So, the Death of Education is the Birth of Learning. What does this mean to me and what do I want from it? By definition, education means the process of receiving or giving systematic instruction especially at the university or school level. Broke down further, systematic: done according to a fixed plan or system; and instruction: detailed information telling how something should be done, operated, or assembled. By these Google definitions, I don't want education in my classroom. I do not want it to be systematic, I do not not want it to be a fixed plan, nor do I want to tell my students how something should be done. Education by these definitions needs to go away.
A quote that has remained with me since the beginning of the school year is, "If you understand everything you're doing, you are not learning." That was in my daughter's fortune cookie,
and it encompasses everything I want my classroom to be. Birth of learning begins with the teacher spending her time building a classroom where confusion reigns, questions are supreme, inquiry and processing are more important than facts, failure is an option, learning is authentic, content standards are met, skills are developed, students collaborate, and the walls of the school are just for structural purposes. I want my students, to put it in plain and simple terms... THINK. Think creatively and think critically. I want them to discover things I never knew and quite frankly, never knew enough to even wonder about. Learning. This is learning to me.

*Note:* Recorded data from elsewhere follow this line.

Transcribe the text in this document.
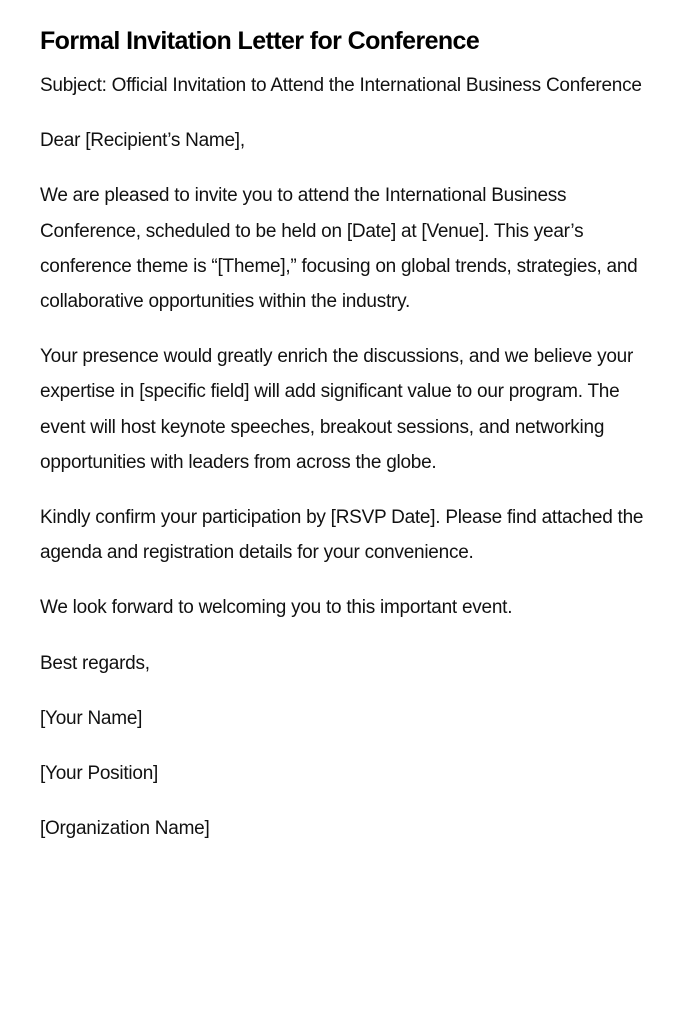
Formal Invitation Letter for Conference

Subject: Official Invitation to Attend the International Business Conference

Dear [Recipient’s Name],

We are pleased to invite you to attend the International Business Conference, scheduled to be held on [Date] at [Venue]. This year’s conference theme is “[Theme],” focusing on global trends, strategies, and collaborative opportunities within the industry.

Your presence would greatly enrich the discussions, and we believe your expertise in [specific field] will add significant value to our program. The event will host keynote speeches, breakout sessions, and networking opportunities with leaders from across the globe.

Kindly confirm your participation by [RSVP Date]. Please find attached the agenda and registration details for your convenience.

We look forward to welcoming you to this important event.

Best regards,

[Your Name]

[Your Position]

[Organization Name]
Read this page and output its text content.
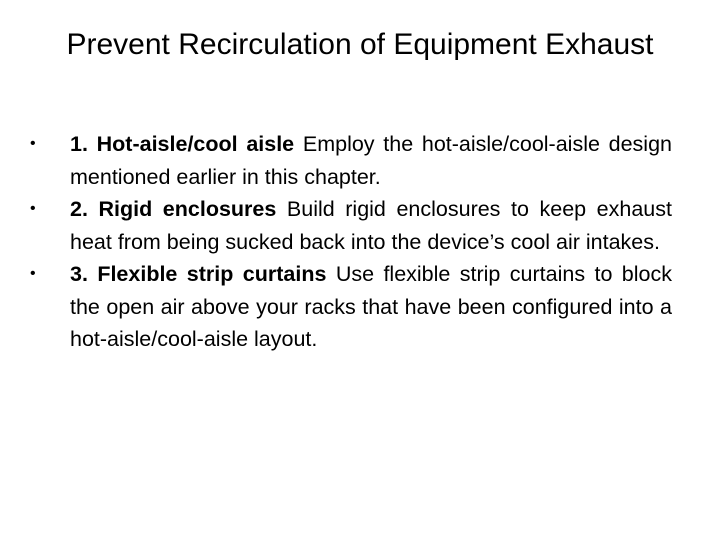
Prevent Recirculation of Equipment Exhaust
•	1. Hot-aisle/cool aisle Employ the hot-aisle/cool-aisle design mentioned earlier in this chapter.
•	2. Rigid enclosures Build rigid enclosures to keep exhaust heat from being sucked back into the device’s cool air intakes.
•	3. Flexible strip curtains Use flexible strip curtains to block the open air above your racks that have been configured into a hot-aisle/cool-aisle layout.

As most of us educators, certainly all of my PLN on Twitter, have come to realize; students have long learned the game of education and have slowly lost the excitement and overall zest for learning. I also think we could all agree that once they leave the walls of their elementary classrooms, many of us middle school and high school teachers slowly drill and kill low level facts and meaningless information into their brains. The system becomes a set of hoops in which they need to jump through all under the guise of, "We are preparing them for their future." At Iowa's 1:1 Institute Leadership Conference, Patrick Larkin mentioned vision statements and school goals; if we really analyze our schools' mission statements and assessed how each teacher in the building actually was contributing to it; how would we rank? Are we preparing them for a future of unknowns by taking away their desire to learn? Taking away their creativity and zest for learning by telling what they need to know, how they will learn it, and when they will test on it; is this preparing them for their future?
To be completely honest, my students have given me reasons to smack my head against the wall, made me go home wondering why I even try to teach, made me question why I spend so many hours worried about them instead of my own children, and have literally pushed me to the brink of throwing my hands in the air and just calling it quits. In the same breath, however, I can barely wait to tell you these students are also the ones who challenge me intellectually, who carry stimulating conversations, are able to push me to become a better teacher through needed research and study in order to reach them; and have also given me a plethora of reasons as to why I am a teacher. I can honestly say, however, the specific examples in which I am currently thinking about in both positive and negative scenarios have nothing to do with the true definition of education. The frustrations and successes in which I am experiencing are all surrounded by the idea of pushing my students to be learners.